Falò di Sant’ Antonio

Riti e tradizioni locali nella Terra dei Messapi

Ogni anno il 17 gennaio in molti comuni si festeggia la festa di Sant’Antonio Abate con il tradizionale falò (“focara”), come a Novoli dove il Gal Terra dei Messapi e il progetto di cooperazione internazionale LEADERMED hanno rappresentato le emergene enogastronomiche locali grazie al progetto di Cooperazione LEADERMED.

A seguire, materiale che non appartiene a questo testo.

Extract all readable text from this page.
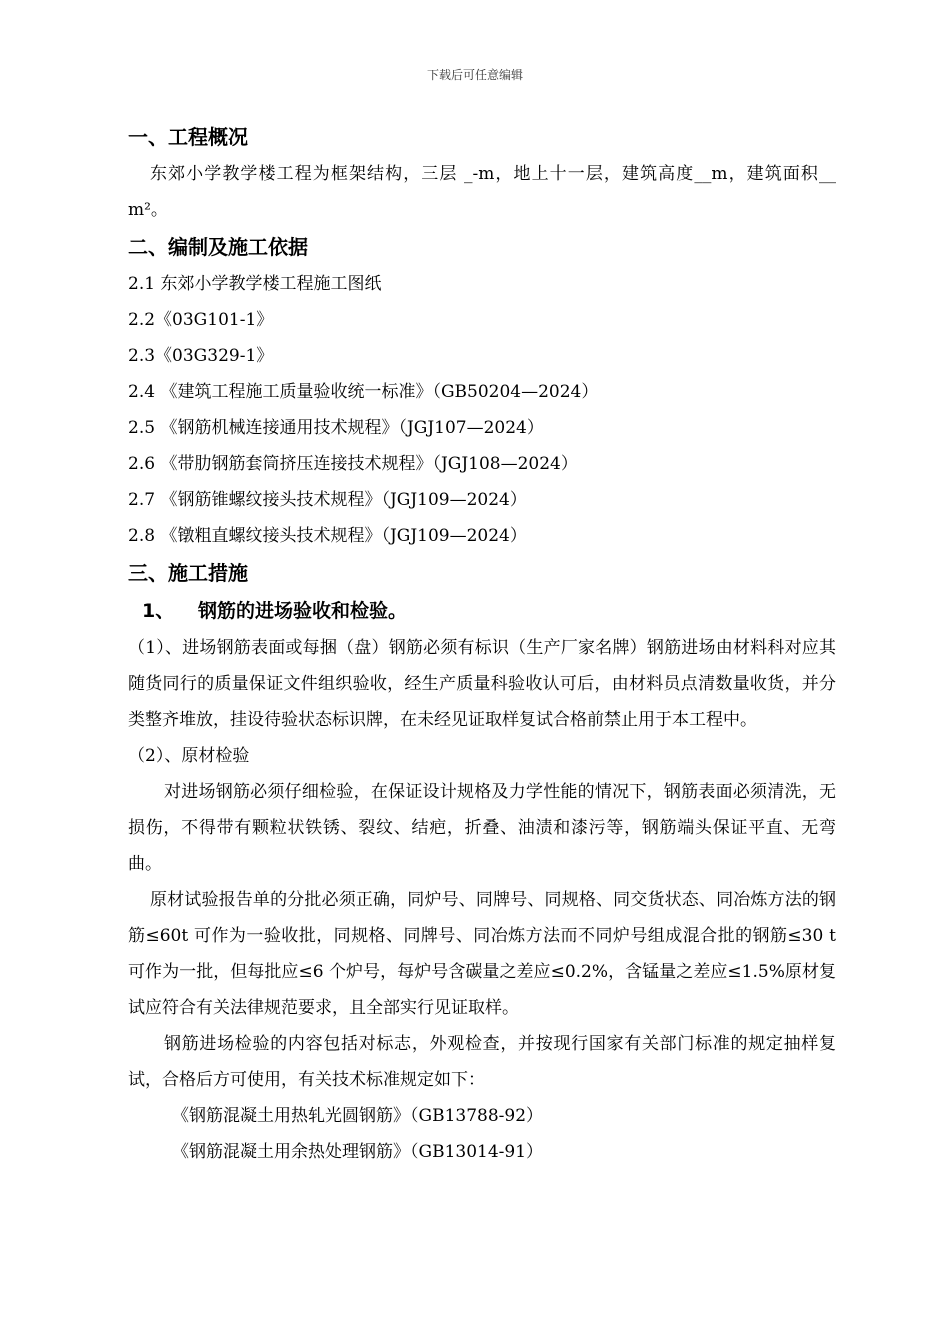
下载后可任意编辑
一、工程概况

东郊小学教学楼工程为框架结构，三层 _-m，地上十一层，建筑高度__m，建筑面积__ m²。

二、编制及施工依据

2.1 东郊小学教学楼工程施工图纸

2.2《03G101-1》

2.3《03G329-1》

2.4 《建筑工程施工质量验收统一标准》（GB50204—2024）

2.5 《钢筋机械连接通用技术规程》（JGJ107—2024）

2.6 《带肋钢筋套筒挤压连接技术规程》（JGJ108—2024）

2.7 《钢筋锥螺纹接头技术规程》（JGJ109—2024）

2.8 《镦粗直螺纹接头技术规程》（JGJ109—2024）

三、施工措施
1、 钢筋的进场验收和检验。

（1）、进场钢筋表面或每捆（盘）钢筋必须有标识（生产厂家名牌）钢筋进场由材料科对应其随货同行的质量保证文件组织验收，经生产质量科验收认可后，由材料员点清数量收货，并分类整齐堆放，挂设待验状态标识牌，在未经见证取样复试合格前禁止用于本工程中。

（2）、原材检验

对进场钢筋必须仔细检验，在保证设计规格及力学性能的情况下，钢筋表面必须清洗，无损伤，不得带有颗粒状铁锈、裂纹、结疤，折叠、油渍和漆污等，钢筋端头保证平直、无弯曲。

原材试验报告单的分批必须正确，同炉号、同牌号、同规格、同交货状态、同冶炼方法的钢筋≤60t 可作为一验收批，同规格、同牌号、同冶炼方法而不同炉号组成混合批的钢筋≤30 t 可作为一批，但每批应≤6 个炉号，每炉号含碳量之差应≤0.2%，含锰量之差应≤1.5%原材复试应符合有关法律规范要求，且全部实行见证取样。

钢筋进场检验的内容包括对标志，外观检查，并按现行国家有关部门标准的规定抽样复试，合格后方可使用，有关技术标准规定如下：

《钢筋混凝土用热轧光圆钢筋》（GB13788-92）

《钢筋混凝土用余热处理钢筋》（GB13014-91）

Una leggenda racconta che l’Abate si recò all’ inferno per contendere l’anima di alcuni morti al diavolo e mentre il suo maialino creava scompiglio fra i demoni lui accese con il fuoco infernale il suo bastone e lo portò fuore insieme all’ animaletto recuperato,  donandolie entrambi all’ umanità in espiazione dei peccati.  Proprio per questo si usa quindi accedere nel giorno dei festeggiamenti i così detti falò, che  hanno simbolicamente una funzione purificatrice, attraverso le fiamme e le ceneri. Anche nei comuni del Gal Terra dei Messapi ogni anno, in onore del Santo del fuoco, vengono organizzati piccoli eventi ricchi di folklore e religiosità popolare, e non manca l’accensione del falò, occasione per unire la comunità.
Ad asempio sabato 17 gennaio a San Pancrazio Salentino presso il Santuario di Sant’Antonio alla Macchia è prevista l’accensione del falò accompagnato da momenti enogastromici  grazie alla “Sagra della bruschetta” e domenica 18 si terrà la benedizione degli animali.